Todos os dias, todas as horas, neste exato instante, desejo com todas as minhas forças que um dia eu possa abraçar o meu Miguelzinho. Queria tê-lo nos meus braços, para lhe dar muito amor e carinho, sentir seu corpinho quente, seu cheiro. Quando penso que posso nunca mais ver meu filho, me desespero, perdendo completamente a razão, chegando até ser violenta. Mas, talvez, o melhor tenha sido isso. Meu anjinho não merece uma mãe suja como eu. Quem sabe Antônio não agiu certo, arrancando ele de mim. Infelizmente pensar assim, não diminui minha dor.

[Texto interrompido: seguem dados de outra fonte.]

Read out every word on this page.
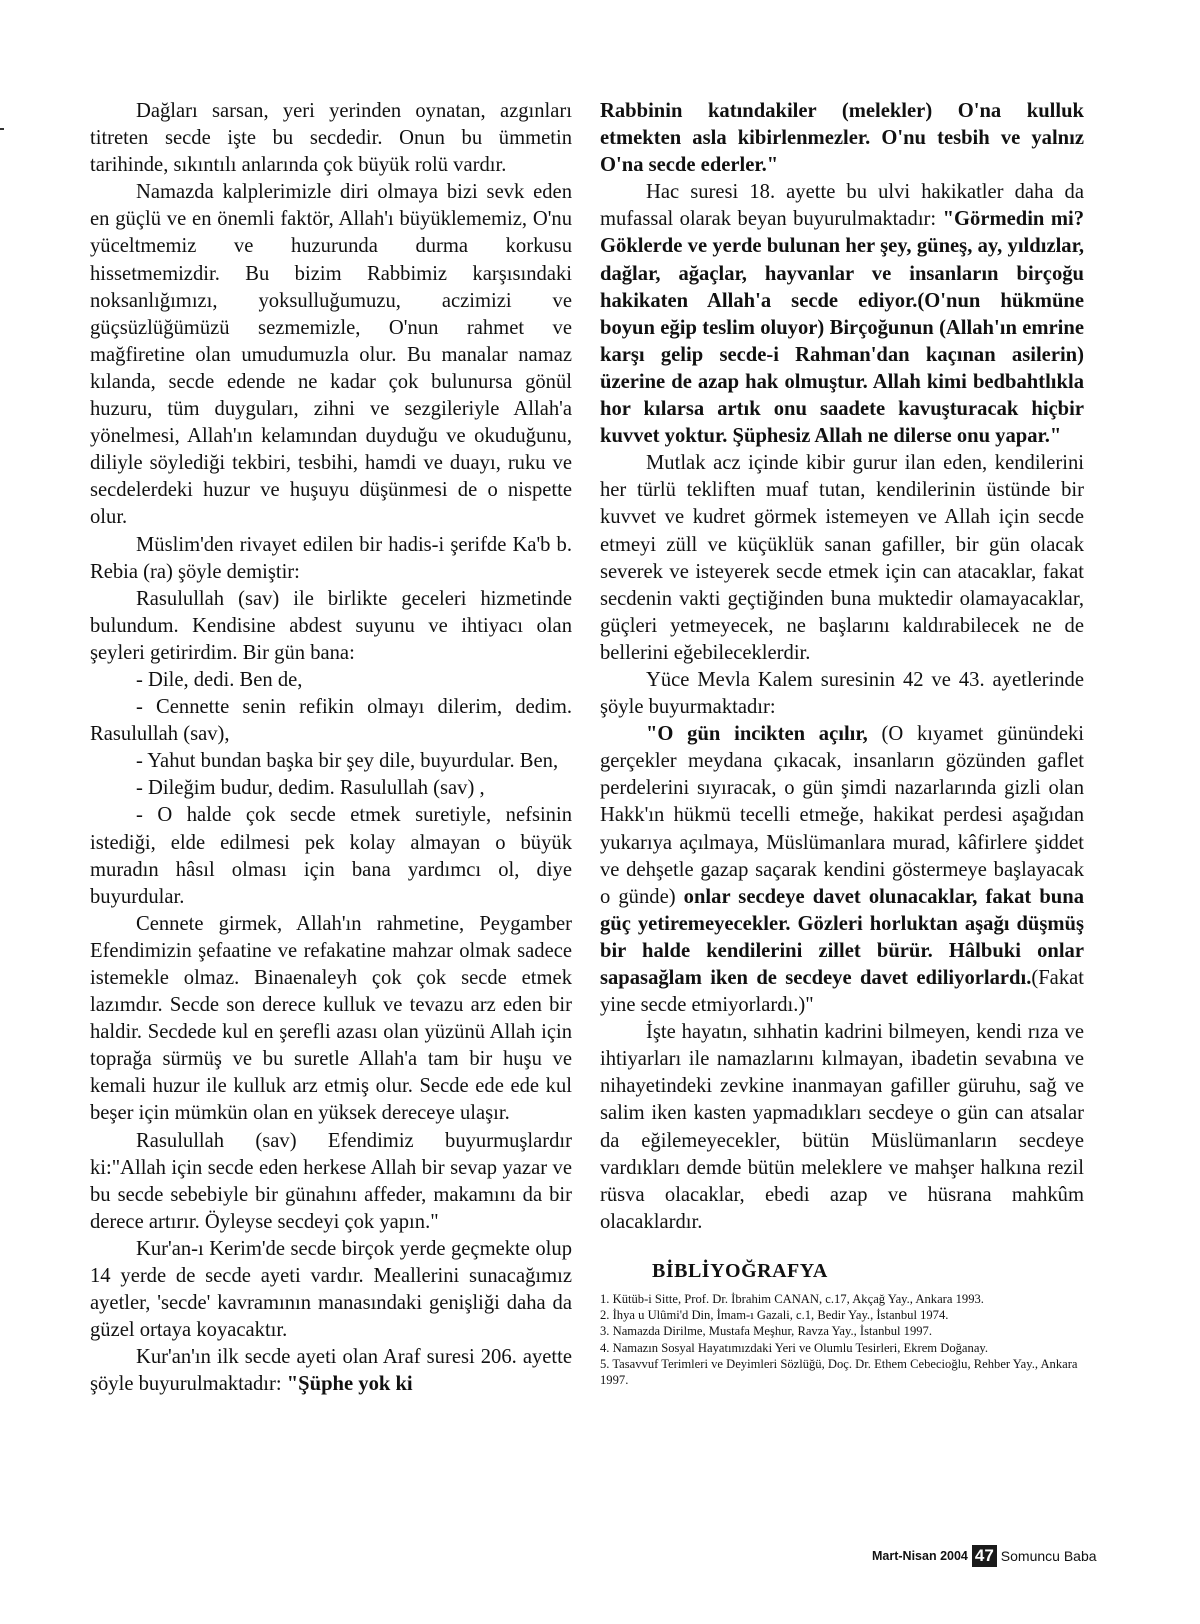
Dağları sarsan, yeri yerinden oynatan, azgınları titreten secde işte bu secdedir. Onun bu ümmetin tarihinde, sıkıntılı anlarında çok büyük rolü vardır.

Namazda kalplerimizle diri olmaya bizi sevk eden en güçlü ve en önemli faktör, Allah'ı büyüklememiz, O'nu yüceltmemiz ve huzurunda durma korkusu hissetmemizdir. Bu bizim Rabbimiz karşısındaki noksanlığımızı, yoksulluğumuzu, aczimizi ve güçsüzlüğümüzü sezmemizle, O'nun rahmet ve mağfiretine olan umudumuzla olur. Bu manalar namaz kılanda, secde edende ne kadar çok bulunursa gönül huzuru, tüm duyguları, zihni ve sezgileriyle Allah'a yönelmesi, Allah'ın kelamından duyduğu ve okuduğunu, diliyle söylediği tekbiri, tesbihi, hamdi ve duayı, ruku ve secdelerdeki huzur ve huşuyu düşünmesi de o nispette olur.

Müslim'den rivayet edilen bir hadis-i şerifde Ka'b b. Rebia (ra) şöyle demiştir:

Rasulullah (sav) ile birlikte geceleri hizmetinde bulundum. Kendisine abdest suyunu ve ihtiyacı olan şeyleri getirirdim. Bir gün bana:

- Dile, dedi. Ben de,

- Cennette senin refikin olmayı dilerim, dedim. Rasulullah (sav),

- Yahut bundan başka bir şey dile, buyurdular. Ben,

- Dileğim budur, dedim. Rasulullah (sav) ,

- O halde çok secde etmek suretiyle, nefsinin istediği, elde edilmesi pek kolay almayan o büyük muradın hâsıl olması için bana yardımcı ol, diye buyurdular.

Cennete girmek, Allah'ın rahmetine, Peygamber Efendimizin şefaatine ve refakatine mahzar olmak sadece istemekle olmaz. Binaenaleyh çok çok secde etmek lazımdır. Secde son derece kulluk ve tevazu arz eden bir haldir. Secdede kul en şerefli azası olan yüzünü Allah için toprağa sürmüş ve bu suretle Allah'a tam bir huşu ve kemali huzur ile kulluk arz etmiş olur. Secde ede ede kul beşer için mümkün olan en yüksek dereceye ulaşır.

Rasulullah (sav) Efendimiz buyurmuşlardır ki:"Allah için secde eden herkese Allah bir sevap yazar ve bu secde sebebiyle bir günahını affeder, makamını da bir derece artırır. Öyleyse secdeyi çok yapın."

Kur'an-ı Kerim'de secde birçok yerde geçmekte olup 14 yerde de secde ayeti vardır. Meallerini sunacağımız ayetler, 'secde' kavramının manasındaki genişliği daha da güzel ortaya koyacaktır.

Kur'an'ın ilk secde ayeti olan Araf suresi 206. ayette şöyle buyurulmaktadır: "Şüphe yok ki

Rabbinin katındakiler (melekler) O'na kulluk etmekten asla kibirlenmezler. O'nu tesbih ve yalnız O'na secde ederler."

Hac suresi 18. ayette bu ulvi hakikatler daha da mufassal olarak beyan buyurulmaktadır: "Görmedin mi? Göklerde ve yerde bulunan her şey, güneş, ay, yıldızlar, dağlar, ağaçlar, hayvanlar ve insanların birçoğu hakikaten Allah'a secde ediyor.(O'nun hükmüne boyun eğip teslim oluyor) Birçoğunun (Allah'ın emrine karşı gelip secde-i Rahman'dan kaçınan asilerin) üzerine de azap hak olmuştur. Allah kimi bedbahtlıkla hor kılarsa artık onu saadete kavuşturacak hiçbir kuvvet yoktur. Şüphesiz Allah ne dilerse onu yapar."

Mutlak acz içinde kibir gurur ilan eden, kendilerini her türlü tekliften muaf tutan, kendilerinin üstünde bir kuvvet ve kudret görmek istemeyen ve Allah için secde etmeyi züll ve küçüklük sanan gafiller, bir gün olacak severek ve isteyerek secde etmek için can atacaklar, fakat secdenin vakti geçtiğinden buna muktedir olamayacaklar, güçleri yetmeyecek, ne başlarını kaldırabilecek ne de bellerini eğebileceklerdir.

Yüce Mevla Kalem suresinin 42 ve 43. ayetlerinde şöyle buyurmaktadır:

"O gün incikten açılır, (O kıyamet günündeki gerçekler meydana çıkacak, insanların gözünden gaflet perdelerini sıyıracak, o gün şimdi nazarlarında gizli olan Hakk'ın hükmü tecelli etmeğe, hakikat perdesi aşağıdan yukarıya açılmaya, Müslümanlara murad, kâfirlere şiddet ve dehşetle gazap saçarak kendini göstermeye başlayacak o günde) onlar secdeye davet olunacaklar, fakat buna güç yetiremeyecekler. Gözleri horluktan aşağı düşmüş bir halde kendilerini zillet bürür. Hâlbuki onlar sapasağlam iken de secdeye davet ediliyorlardı.(Fakat yine secde etmiyorlardı.)"

İşte hayatın, sıhhatin kadrini bilmeyen, kendi rıza ve ihtiyarları ile namazlarını kılmayan, ibadetin sevabına ve nihayetindeki zevkine inanmayan gafiller güruhu, sağ ve salim iken kasten yapmadıkları secdeye o gün can atsalar da eğilemeyecekler, bütün Müslümanların secdeye vardıkları demde bütün meleklere ve mahşer halkına rezil rüsva olacaklar, ebedi azap ve hüsrana mahkûm olacaklardır.

BİBLİYOĞRAFYA
1. Kütüb-i Sitte, Prof. Dr. İbrahim CANAN, c.17, Akçağ Yay., Ankara 1993.
2. İhya u Ulûmi'd Din, İmam-ı Gazali, c.1, Bedir Yay., İstanbul 1974.
3. Namazda Dirilme, Mustafa Meşhur, Ravza Yay., İstanbul 1997.
4. Namazın Sosyal Hayatımızdaki Yeri ve Olumlu Tesirleri, Ekrem Doğanay.
5. Tasavvuf Terimleri ve Deyimleri Sözlüğü, Doç. Dr. Ethem Cebecioğlu, Rehber Yay., Ankara 1997.
Mart-Nisan 2004 47 Somuncu Baba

Minha amiga, às vezes eu acho que vou sucumbir. Vejo-me perdida, despencando lentamente em um abismo, mas fiz uma promessa de que eu reencontraria meu bebê, e que ele sentiria orgulho de mim. Sonho todas as noites com ele, e o vejo um rapaz bom, justo e honesto. Isso me da paz.
Obrigado mais uma vez por tudo, minha querida, se um dia eu tive um anjo-da- guarda, ele se chama: Clarice Lima Jadão.
De sua eterna amiga, Silvia.”.
Miguel agarrou Conrado com força e começou a chorar como nunca em sua vida. O choro era um misto de muitos sentimentos. Uma dualidade de sensações. Os soluços viam violentamente.
- Meu amor, eu estou aqui com você – Conrado abraçava Miguel com força, o apertando nos braços.
- Oh, meu Deus, ela estava doente – Miguel molhava o ombro de Conrado. – Minha mãe, meu Deus!
- Eu estou com você meu lindo – Conrado chorava também. – Eu vou te segurar firme, e nós vamos até o fim dessa história juntos, entendeu?
Miguel positivou com a cabeça.
- Eu te amo, e estou pronto para o que der e vier. – Conrado ninava Miguel em seus braços.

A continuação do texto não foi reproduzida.